The Trust for Public Land, City Parks Alliance, and National Endowment for the Arts have recently collaborated to release the Field Guide for Parks and Creative Placemaking. Filled with resources and project examples, this is a rich and holistic document for anyone interested in learning more about the practice. Insights range from how to work with artists, which local media platforms to utilize, and who should be involved.

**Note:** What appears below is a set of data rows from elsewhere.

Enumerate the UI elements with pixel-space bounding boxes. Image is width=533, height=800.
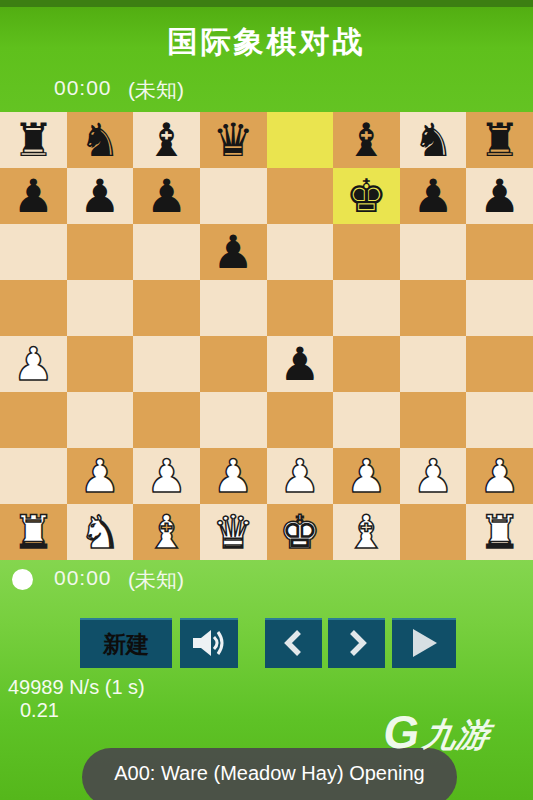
square-a1[interactable]: ♜	[0, 504, 67, 560]
sound-button[interactable]	[180, 618, 238, 668]
chevron-left-icon	[281, 628, 307, 661]
square-f2[interactable]: ♟	[333, 448, 400, 504]
engine-evaluation: 0.21	[8, 699, 145, 722]
chess-board[interactable]: ♜♞♝♛♝♞♜♟♟♟♚♟♟♟♟♟♟♟♟♟♟♟♟♜♞♝♛♚♝♜	[0, 112, 533, 560]
play-button[interactable]	[392, 618, 456, 668]
next-move-button[interactable]	[328, 618, 385, 668]
black-pawn-piece: ♟	[146, 168, 187, 224]
white-pawn-piece: ♟	[146, 448, 187, 504]
jiuyou-brand-text: 九游	[420, 712, 492, 758]
square-c3[interactable]	[133, 392, 200, 448]
jiuyou-logo-icon: G	[380, 706, 423, 758]
status-bar	[0, 0, 533, 7]
square-g7[interactable]: ♟	[400, 168, 467, 224]
square-e5[interactable]	[267, 280, 334, 336]
white-player-name: (未知)	[128, 566, 184, 594]
black-king-piece: ♚	[346, 168, 387, 224]
square-f1[interactable]: ♝	[333, 504, 400, 560]
previous-move-button[interactable]	[265, 618, 322, 668]
square-f4[interactable]	[333, 336, 400, 392]
white-player-row: 00:00 (未知)	[0, 566, 533, 592]
white-bishop-piece: ♝	[346, 504, 387, 560]
square-c7[interactable]: ♟	[133, 168, 200, 224]
white-rook-piece: ♜	[13, 504, 54, 560]
square-d5[interactable]	[200, 280, 267, 336]
white-rook-piece: ♜	[479, 504, 520, 560]
white-queen-piece: ♛	[213, 504, 254, 560]
square-e7[interactable]	[267, 168, 334, 224]
square-a3[interactable]	[0, 392, 67, 448]
square-g3[interactable]	[400, 392, 467, 448]
black-clock: 00:00	[54, 76, 112, 100]
new-game-button[interactable]: 新建	[80, 618, 172, 668]
square-g6[interactable]	[400, 224, 467, 280]
square-b7[interactable]: ♟	[67, 168, 134, 224]
square-b3[interactable]	[67, 392, 134, 448]
square-f3[interactable]	[333, 392, 400, 448]
square-h7[interactable]: ♟	[466, 168, 533, 224]
square-f7[interactable]: ♚	[333, 168, 400, 224]
app-title: 国际象棋对战	[0, 22, 533, 63]
jiuyou-watermark: G 九游	[380, 706, 493, 758]
square-d1[interactable]: ♛	[200, 504, 267, 560]
square-g2[interactable]: ♟	[400, 448, 467, 504]
black-bishop-piece: ♝	[346, 112, 387, 168]
black-pawn-piece: ♟	[279, 336, 320, 392]
square-c8[interactable]: ♝	[133, 112, 200, 168]
black-bishop-piece: ♝	[146, 112, 187, 168]
square-b2[interactable]: ♟	[67, 448, 134, 504]
white-pawn-piece: ♟	[213, 448, 254, 504]
square-h6[interactable]	[466, 224, 533, 280]
square-e8[interactable]	[267, 112, 334, 168]
square-b4[interactable]	[67, 336, 134, 392]
square-f8[interactable]: ♝	[333, 112, 400, 168]
square-h3[interactable]	[466, 392, 533, 448]
black-rook-piece: ♜	[13, 112, 54, 168]
square-a7[interactable]: ♟	[0, 168, 67, 224]
white-bishop-piece: ♝	[146, 504, 187, 560]
square-g8[interactable]: ♞	[400, 112, 467, 168]
square-a5[interactable]	[0, 280, 67, 336]
square-d6[interactable]: ♟	[200, 224, 267, 280]
white-turn-indicator	[12, 569, 33, 590]
black-player-row: 00:00 (未知)	[0, 76, 533, 102]
app-screen: 国际象棋对战 00:00 (未知) ♜♞♝♛♝♞♜♟♟♟♚♟♟♟♟♟♟♟♟♟♟♟…	[0, 0, 533, 800]
square-c4[interactable]	[133, 336, 200, 392]
white-clock: 00:00	[54, 566, 112, 590]
square-e2[interactable]: ♟	[267, 448, 334, 504]
square-b8[interactable]: ♞	[67, 112, 134, 168]
square-h2[interactable]: ♟	[466, 448, 533, 504]
square-e1[interactable]: ♚	[267, 504, 334, 560]
black-queen-piece: ♛	[213, 112, 254, 168]
engine-speed: 49989 N/s (1 s)	[8, 676, 145, 699]
white-pawn-piece: ♟	[346, 448, 387, 504]
square-b6[interactable]	[67, 224, 134, 280]
black-knight-piece: ♞	[412, 112, 453, 168]
opening-name: A00: Ware (Meadow Hay) Opening	[114, 762, 425, 785]
white-pawn-piece: ♟	[479, 448, 520, 504]
square-d3[interactable]	[200, 392, 267, 448]
square-h5[interactable]	[466, 280, 533, 336]
control-bar: 新建	[80, 618, 456, 668]
black-knight-piece: ♞	[79, 112, 120, 168]
square-d2[interactable]: ♟	[200, 448, 267, 504]
square-b1[interactable]: ♞	[67, 504, 134, 560]
white-pawn-piece: ♟	[412, 448, 453, 504]
square-g5[interactable]	[400, 280, 467, 336]
square-g1[interactable]	[400, 504, 467, 560]
square-d8[interactable]: ♛	[200, 112, 267, 168]
black-pawn-piece: ♟	[213, 224, 254, 280]
square-e3[interactable]	[267, 392, 334, 448]
square-a4[interactable]: ♟	[0, 336, 67, 392]
black-pawn-piece: ♟	[79, 168, 120, 224]
square-d7[interactable]	[200, 168, 267, 224]
square-c2[interactable]: ♟	[133, 448, 200, 504]
square-e6[interactable]	[267, 224, 334, 280]
white-knight-piece: ♞	[79, 504, 120, 560]
square-c5[interactable]	[133, 280, 200, 336]
engine-info: 49989 N/s (1 s) 0.21	[8, 676, 145, 722]
square-h1[interactable]: ♜	[466, 504, 533, 560]
black-pawn-piece: ♟	[479, 168, 520, 224]
square-f5[interactable]	[333, 280, 400, 336]
square-a6[interactable]	[0, 224, 67, 280]
black-pawn-piece: ♟	[412, 168, 453, 224]
square-e4[interactable]: ♟	[267, 336, 334, 392]
square-h4[interactable]	[466, 336, 533, 392]
white-pawn-piece: ♟	[79, 448, 120, 504]
square-d4[interactable]	[200, 336, 267, 392]
square-b5[interactable]	[67, 280, 134, 336]
square-f6[interactable]	[333, 224, 400, 280]
speaker-icon	[191, 628, 227, 661]
square-c1[interactable]: ♝	[133, 504, 200, 560]
white-pawn-piece: ♟	[13, 336, 54, 392]
square-g4[interactable]	[400, 336, 467, 392]
white-king-piece: ♚	[279, 504, 320, 560]
black-player-name: (未知)	[128, 76, 184, 104]
square-a2[interactable]	[0, 448, 67, 504]
square-h8[interactable]: ♜	[466, 112, 533, 168]
white-pawn-piece: ♟	[279, 448, 320, 504]
black-pawn-piece: ♟	[13, 168, 54, 224]
black-rook-piece: ♜	[479, 112, 520, 168]
play-icon	[408, 627, 440, 662]
square-c6[interactable]	[133, 224, 200, 280]
square-a8[interactable]: ♜	[0, 112, 67, 168]
chevron-right-icon	[344, 628, 370, 661]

Have a look at some of our key takeaways below, and check out the Field Guide for Parks and Creative Placemaking to learn more!

 

Partnerships should be should be heterogeneous and inclusive

Leverage the experts of the community, from public authorities to community groups. While organizing a diverse group of people may be challenging, this complexity also strengthens the project and its impact as well. By bringing together established agencies, neighborhood groups, community members and arts organizations, this provides the opportunity to leverage expertise rather than make uninformed assumptions. It’s important to include all groups at every stage of the process, rather than only consulting groups for areas that directly concern them. From inclusivity, comes insight and inspiration that may not have been possible without an outsider’s perspective.

 

Focus on the Process

Unlike other sectors such as architecture and urban planning, the process of creative placemaking is arguably more important than the final product itself. Creative placemaking is a bottom up approach that is inheritably collaborative, and iterative, leaving plenty of room for revision and reimagining. Placemaking projects leverage the knowledge of the local community to achieve desired goals through arts-based strategies that reposition the community as the expert. The document emphasizes that no matter how tightly planned the project is, travelling down the windy path of iterative placemaking opens up new opportunities for creativity and ways to see the world.

 

Practice evaluation

Evaluation is one the most important aspects of placemaking, though often the part least practiced. Arts-based impacts are felt mostly through intuition and tend to be more ephemeral and emotional, though these programs often carry the most meaning alongside them. As creative placemaking gains industry respect, evaluation is critical for the formation of relevant funding opportunities and policy adoptions. The field guide offers both quantitative and qualitative methods for evaluation and emphasizes the translatability of the results to a wider audience.